2. Abydenus (c. 200 BCE–200 CE):
Abydenus, a Greco-Babylonian historian, preserved in fragments quoted by Eusebius, wrote that when the builders of the tower (sometimes described as giants) neared the heavens, "the winds came to the help of the gods, and overthrew their structure upon them, the ruins of which were called Babylon". This motif of the wind as a divine agent of destruction is echoed in several later sources.
3. Babylonian and Mesopotamian Inscriptions:
Nebuchadnezzar II, in inscriptions regarding the ziggurat at Borsippa (often associated with the Tower of Babel), stated: "Since a remote time, people had abandoned it, without order expressing their words. Since that time earthquakes and lightning had dispersed its sun-dried clay; the bricks of the casing had split, and the earth of the interior had been scattered in heaps". This links the ruin of the ancient tower to both earthquakes and lightning, though it is presented as a historical observation rather than a direct divine intervention.
4. Pompeius Trogus
While not mentioning the Tower of Babel, Pomeius Trogus relates the history of the Canaanite founders of Carthage. He said that their original homeland suffered an earthquake, after which they left and came to the Syrian lake, where they settled. They then moved to the Sea and built the city of Sidon. Centuries late,r after Sidon was defeated in battle, the refugees founded the city of Tyre on an island off the coast in order to avoid being conquered from the land a second time.
5. Islamic and Other Traditions:
Islamic tradition also sometimes references a mighty wind associated with the confusion of tongues at the site of Babylon, though these accounts are generally later and draw from Jewish apocryphal sources.
The Karaca Dag Eruption
While it is impossible at this time to be absolutely certain of the location of Babel, the site that the author has identified suffered a near miss from a volcanic eruption shortly after the Flood.
On the eastern flank of the shield volcano, Karaca Dag, is a recent volcanic vent with a cone and a lava field downstream. The shape of the cone indicates that this volcano erupted explosively, and then a large lava field flowed toward the site we have tentatively identified as Babel, about five miles north of the modern village of Cinar (Shinar).

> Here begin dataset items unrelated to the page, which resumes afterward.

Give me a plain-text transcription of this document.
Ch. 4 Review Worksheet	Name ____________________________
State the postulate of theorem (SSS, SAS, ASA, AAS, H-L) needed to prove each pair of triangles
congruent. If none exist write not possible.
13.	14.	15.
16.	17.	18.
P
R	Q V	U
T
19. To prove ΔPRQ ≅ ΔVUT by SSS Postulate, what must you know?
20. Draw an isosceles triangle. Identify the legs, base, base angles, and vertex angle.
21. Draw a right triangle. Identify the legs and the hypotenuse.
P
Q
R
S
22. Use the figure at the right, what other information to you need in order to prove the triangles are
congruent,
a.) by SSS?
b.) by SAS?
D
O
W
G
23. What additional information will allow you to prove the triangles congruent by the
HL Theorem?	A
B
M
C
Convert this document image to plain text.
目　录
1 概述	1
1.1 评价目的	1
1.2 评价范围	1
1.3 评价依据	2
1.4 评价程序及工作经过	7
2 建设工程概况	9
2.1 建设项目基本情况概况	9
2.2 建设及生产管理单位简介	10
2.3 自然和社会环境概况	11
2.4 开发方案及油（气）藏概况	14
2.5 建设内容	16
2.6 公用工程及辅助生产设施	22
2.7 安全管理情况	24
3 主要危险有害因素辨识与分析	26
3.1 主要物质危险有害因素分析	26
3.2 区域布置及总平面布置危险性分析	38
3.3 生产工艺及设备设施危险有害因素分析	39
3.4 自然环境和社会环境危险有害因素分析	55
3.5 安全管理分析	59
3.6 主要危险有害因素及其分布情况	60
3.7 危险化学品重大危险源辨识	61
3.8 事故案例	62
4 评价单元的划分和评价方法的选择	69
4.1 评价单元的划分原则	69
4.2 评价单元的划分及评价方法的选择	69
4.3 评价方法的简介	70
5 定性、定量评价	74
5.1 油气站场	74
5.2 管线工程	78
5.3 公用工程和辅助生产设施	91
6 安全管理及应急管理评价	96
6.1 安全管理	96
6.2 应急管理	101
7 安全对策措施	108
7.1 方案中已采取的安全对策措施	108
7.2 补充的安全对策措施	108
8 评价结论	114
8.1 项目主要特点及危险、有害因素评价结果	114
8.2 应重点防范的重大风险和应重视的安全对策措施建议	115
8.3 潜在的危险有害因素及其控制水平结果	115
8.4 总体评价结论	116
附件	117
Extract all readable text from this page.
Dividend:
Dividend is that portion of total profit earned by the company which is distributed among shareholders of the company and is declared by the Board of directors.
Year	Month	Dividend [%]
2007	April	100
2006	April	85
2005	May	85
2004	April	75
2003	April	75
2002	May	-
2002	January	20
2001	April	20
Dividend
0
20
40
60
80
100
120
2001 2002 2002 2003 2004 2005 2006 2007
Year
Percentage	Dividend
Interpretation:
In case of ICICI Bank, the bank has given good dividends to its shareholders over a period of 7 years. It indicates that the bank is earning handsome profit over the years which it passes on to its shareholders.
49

If God wished to motivate the people to leave Babel, it seems that an explosive volcanic eruption, nearby but not close enough to kill everyone, did the trick. Thus the Dispersion from Babel was remembered as the confusion of tongues, as well as an earthquake and a burning wind that forced them to stop building the city and tower of Babel.
I have come across other traditions associating the Dispersion with wind- some even being Native American traditions or Aboriginal Australian traditions. From memory, I remember one Aboriginal story in which a wind shook the languages of mankind out of the great tree. I have always found this fascinating given the typological link binding Babel and Pentecost- given that Pentecost features a gust of wind and given that this detail, not being reported in Scripture, is still found across the memories of the human race, showing that typology is embedded in real history.